Tujuan penelitian awal adalah untuk mengkaji peran asosiasi industri pariwisata dalam mitigasi bencana yang dapat mempengaruhi pariwisata, juga mengidentifikasi faktor-faktor yang mempengaruhi keberhasilan kemitraan pemerintah dan swasta (khususnya antara instansi pemerintah dan asosiasi industri pariwisata) dalam perencanaan penanggulangan bencana, serta menentukan strategi prioritas untuk melaksanakan kemitraan. Untuk itu diadakan Focus Group Discussion yang mengundang para pakar, yaitu pejabat Badan Nasional Penanggulangan Bencana (BNPB), Kemenparekraf, Disaster Risk Reduction Center UI, pakar kebencanaan, pakar sertifikasi, perwakilan Perhimpunan Hotel & Restoran Indonesia (PHRI), Indonesian Hotel General Manager Association (IHGMA) dan Indonesian Tour Leaders Association (ITLA).
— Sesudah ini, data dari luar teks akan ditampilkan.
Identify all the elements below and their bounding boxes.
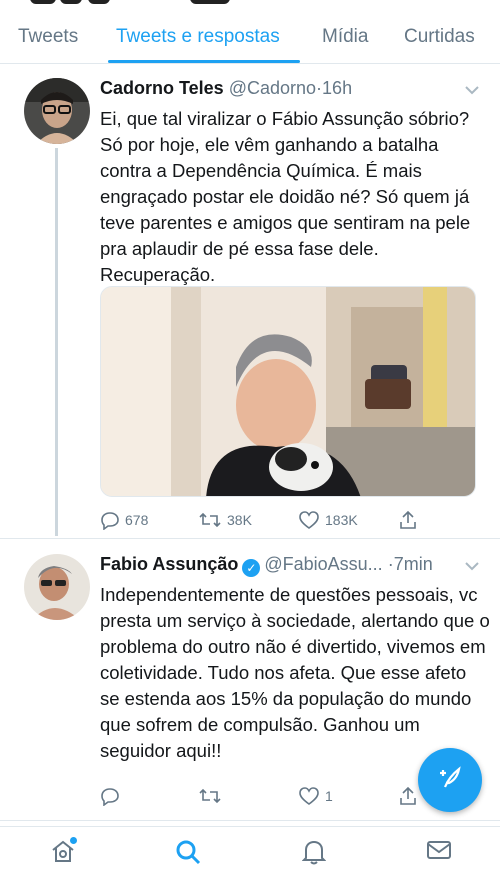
retweet-button[interactable]: 38K xyxy=(198,510,252,530)
reply-button[interactable]: 678 xyxy=(100,510,148,530)
chevron-down-icon[interactable] xyxy=(465,82,479,98)
tab-tweets-and-replies[interactable]: Tweets e respostas xyxy=(116,26,280,48)
like-button[interactable]: 183K xyxy=(298,510,358,530)
mail-icon xyxy=(426,841,452,865)
heart-icon xyxy=(298,510,320,530)
nav-home[interactable] xyxy=(50,837,77,868)
nav-search[interactable] xyxy=(175,839,201,870)
compose-tweet-button[interactable] xyxy=(418,748,482,812)
retweet-icon xyxy=(198,786,222,806)
bell-icon xyxy=(301,840,327,869)
user-handle[interactable]: @FabioAssu... xyxy=(264,554,382,574)
cropped-shape xyxy=(60,0,82,4)
reply-icon xyxy=(100,786,120,806)
cropped-shape xyxy=(88,0,110,4)
retweet-icon xyxy=(198,510,222,530)
reply-count: 678 xyxy=(125,512,149,528)
cropped-shape xyxy=(30,0,56,4)
avatar[interactable] xyxy=(24,78,90,144)
display-name[interactable]: Cadorno Teles xyxy=(100,78,224,98)
tab-likes[interactable]: Curtidas xyxy=(404,26,475,48)
cropped-shape xyxy=(190,0,230,4)
retweet-button[interactable] xyxy=(198,786,227,806)
tweet-header: Fabio Assunção ✓ @FabioAssu... ·7min xyxy=(100,554,433,577)
home-icon xyxy=(50,840,76,867)
reply-button[interactable] xyxy=(100,786,125,806)
thread-line xyxy=(55,148,58,536)
tab-media[interactable]: Mídia xyxy=(322,26,368,48)
display-name[interactable]: Fabio Assunção xyxy=(100,554,238,574)
verified-badge-icon: ✓ xyxy=(242,559,261,577)
tweet-text: Ei, que tal viralizar o Fábio Assunção s… xyxy=(100,108,471,285)
nav-notifications[interactable] xyxy=(301,839,327,870)
timestamp[interactable]: 7min xyxy=(394,554,433,574)
nav-messages[interactable] xyxy=(426,839,452,866)
new-items-dot xyxy=(70,837,77,844)
top-edge xyxy=(0,0,500,10)
avatar[interactable] xyxy=(24,554,90,620)
like-count: 183K xyxy=(325,512,358,528)
share-button[interactable] xyxy=(398,786,418,806)
tweet-text: Independentemente de questões pessoais, … xyxy=(100,584,490,761)
tweet-actions: 678 38K 183K xyxy=(100,510,480,532)
share-button[interactable] xyxy=(398,510,418,530)
tweet-photo[interactable] xyxy=(100,286,476,497)
retweet-count: 38K xyxy=(227,512,252,528)
share-icon xyxy=(398,510,418,530)
compose-icon xyxy=(435,763,465,798)
like-count: 1 xyxy=(325,788,333,804)
tweet-divider xyxy=(0,820,500,821)
share-icon xyxy=(398,786,418,806)
reply-icon xyxy=(100,510,120,530)
user-handle[interactable]: @Cadorno xyxy=(229,78,316,98)
profile-tabs: Tweets Tweets e respostas Mídia Curtidas xyxy=(0,14,500,64)
bottom-navigation xyxy=(0,826,500,873)
heart-icon xyxy=(298,786,320,806)
search-icon xyxy=(175,840,201,869)
timestamp[interactable]: 16h xyxy=(322,78,352,98)
active-tab-indicator xyxy=(108,60,300,63)
tweet-header: Cadorno Teles @Cadorno·16h xyxy=(100,78,352,99)
tweet[interactable]: Cadorno Teles @Cadorno·16h Ei, que tal v… xyxy=(0,64,500,536)
like-button[interactable]: 1 xyxy=(298,786,333,806)
tab-tweets[interactable]: Tweets xyxy=(18,26,78,48)
chevron-down-icon[interactable] xyxy=(465,558,479,574)
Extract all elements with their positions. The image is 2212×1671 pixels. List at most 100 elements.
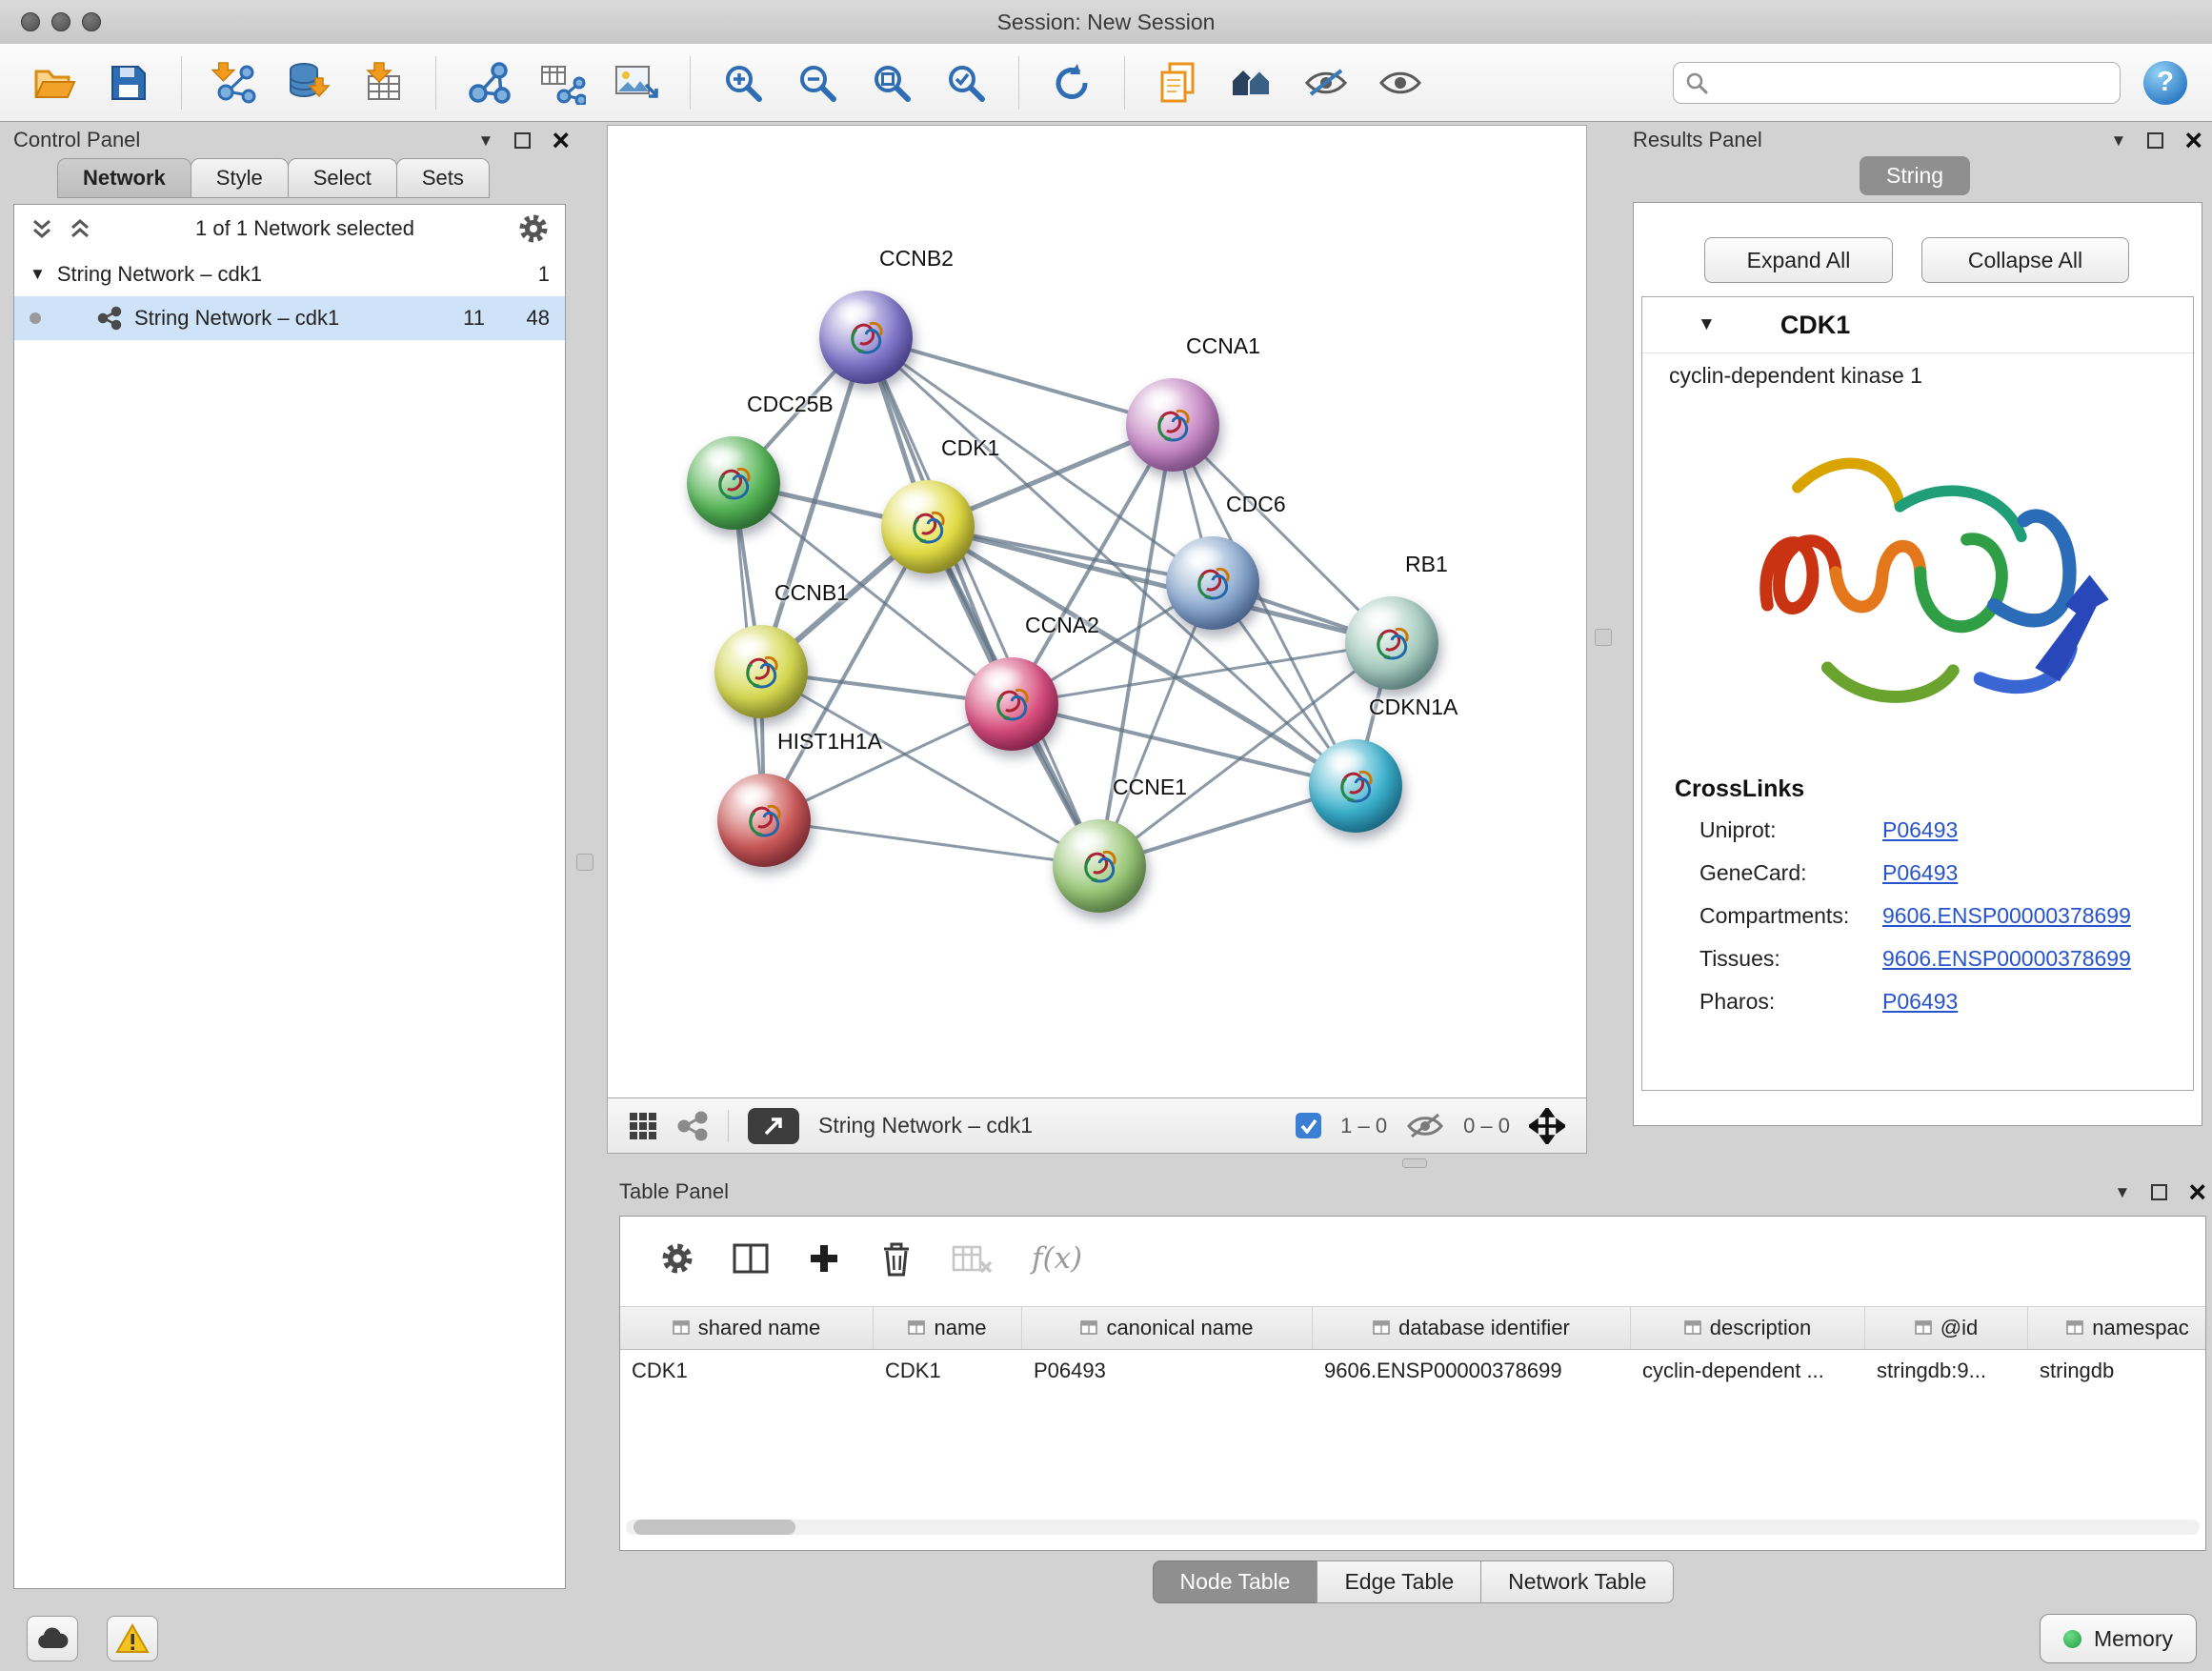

Penelitian menggali lebih dalam apakah industri pariwisata khususnya melalui asosiasi industri dapat lebih berperan aktif dalam perencanaan & pengelolaan pariwisata yang berbasis kebencanaan melalui kemitraan pemerintah dan swasta. Dan apakah dalam pelaksanaannya Asosiasi industri pariwisata dapat bekerja sama dengan lembaga penanggulangan bencana dan pemerintah daerah mulai dari tahap pra-bencana. Kemitraan pemerintah dan swasta diharapkan tidak hanya memfasilitasi respons dan pemulihan pascabencana, tetapi berpotensi meningkatkan pencegahan dan kesiapsiagaan pra-bencana

 Hasil diskusi menunjukan bahwa Kebijakan berbasis kebencanaan dalam Rencana Induk Pengembangan Kepariwisataan Daerah belum terlihat berjalan dengan baik, sehingga perlu adanya peningkatan peran asosiasi dalam edukasi dan sosialisasi kebencanaan; Perlu peraturan yang menguatkan kelengkapan dalam fasilitas kebencanaan; Perlu adanya lembaga khusus untuk pengelolaan krisis yang dibentuk secara permanen dan terprogram dan beranggotakan perwakilan pemerintah, asosiasi industri pariwisata dan stakeholders. Serta adanya panduan/pedoman pengelolaan kebencanaan yang disosialisasikan secara berkala dan terprogram. Hal ini menguatkan bahwa perlu diciptakan sertifikasi kesiapsiagaan bencana bagi penyedia jasa industri pariwisata (khususnya di Bali) dalam melibatkan peran serta pihak pengusaha dalam kesiap siagaan bencana.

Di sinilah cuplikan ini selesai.